Build content that deserves to be cited
Structure every article to be a citable source. This means: include at least one specific, sourced statistic per major section. Write clear topic sentences that could stand as standalone definitions. Add a FAQ section with precise, well-bounded answers. Use schema markup (RankMath handles this automatically) so Google can parse your structure easily. Content built to be cited by AI systems and content built to rank on Google are increasingly the same thing.
What hasn’t changed
The fundamentals of SEO content haven’t changed. High-quality, specific, original content written for a defined audience with real expertise behind it still works — it’s just working in a more competitive environment where the floor for “good enough” has risen. The blogs that were already doing the right things before AI Overviews launched are the ones least affected by them.
One year in, AI Overviews are a feature of the landscape rather than an existential threat. Publishers who adjusted their keyword strategy to avoid fully-answered simple queries and invested in content depth have largely maintained or grown traffic. Publishers who kept producing thin content at volume have had a harder time — but that was already the direction the algorithm was heading before AI Overviews existed.
The lesson: AI Overviews accelerated an existing trend rather than creating a new one. Build content worth reading regardless of how it gets discovered, and the distribution channel — organic ranking, AI citation, social sharing — tends to take care of itself.
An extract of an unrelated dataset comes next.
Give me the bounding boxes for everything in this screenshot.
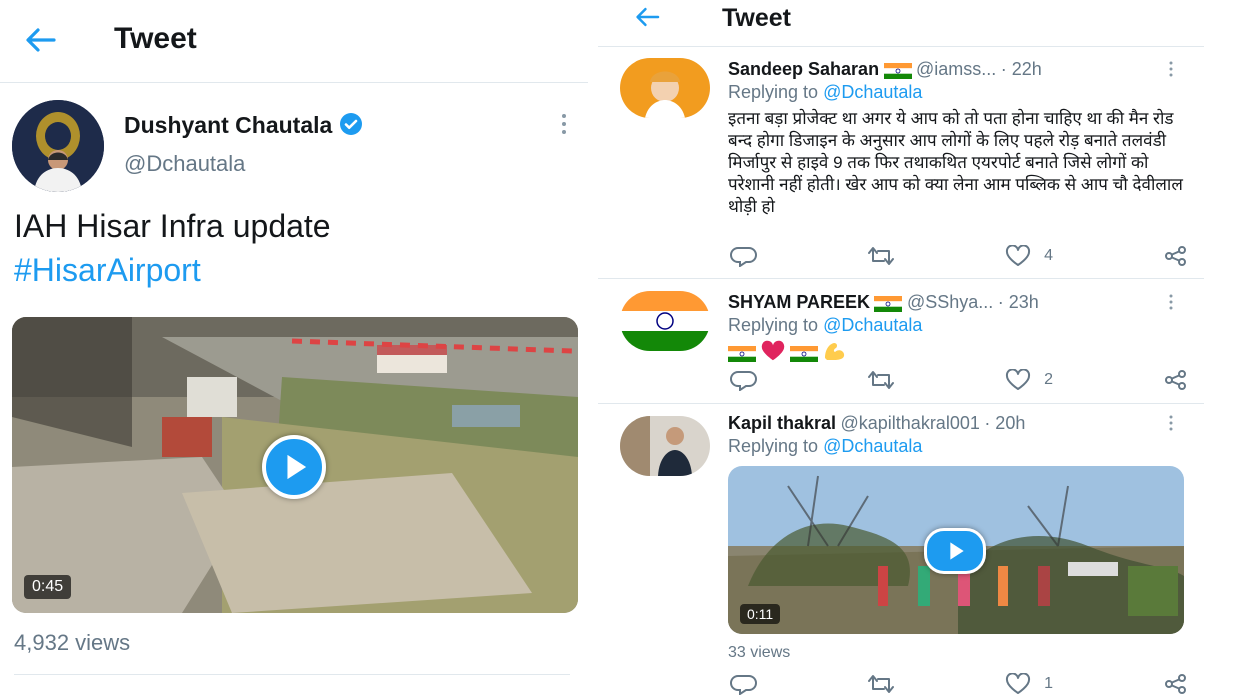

Frequently asked questions
Can I stop my content from appearing in AI Overviews?
Yes. Add the nosnippet meta robots tag to specific pages you don’t want cited in AI Overviews or featured snippets. Use RankMath’s per-post robots settings to add this. Note: using nosnippet may also remove your page from featured snippets, which can sometimes drive more traffic than AI Overview citations.
How do I know if AI Overviews are affecting my traffic?
Check Search Console for pages where impressions are holding steady but clicks and CTR are dropping. That pattern — visible in search results but getting fewer clicks — is the AI Overview footprint. Compare the current SERP for those keywords to what you see in older cached versions to confirm whether an AI Overview appeared.
Do AI Overviews appear for all searches?
No. Google is selective about when AI Overviews appear. They’re more common for informational queries and less common for commercial, navigational, and transactional queries. They also appear less frequently for time-sensitive topics, controversial subjects, and queries where Google’s systems aren’t confident enough in a synthesized answer.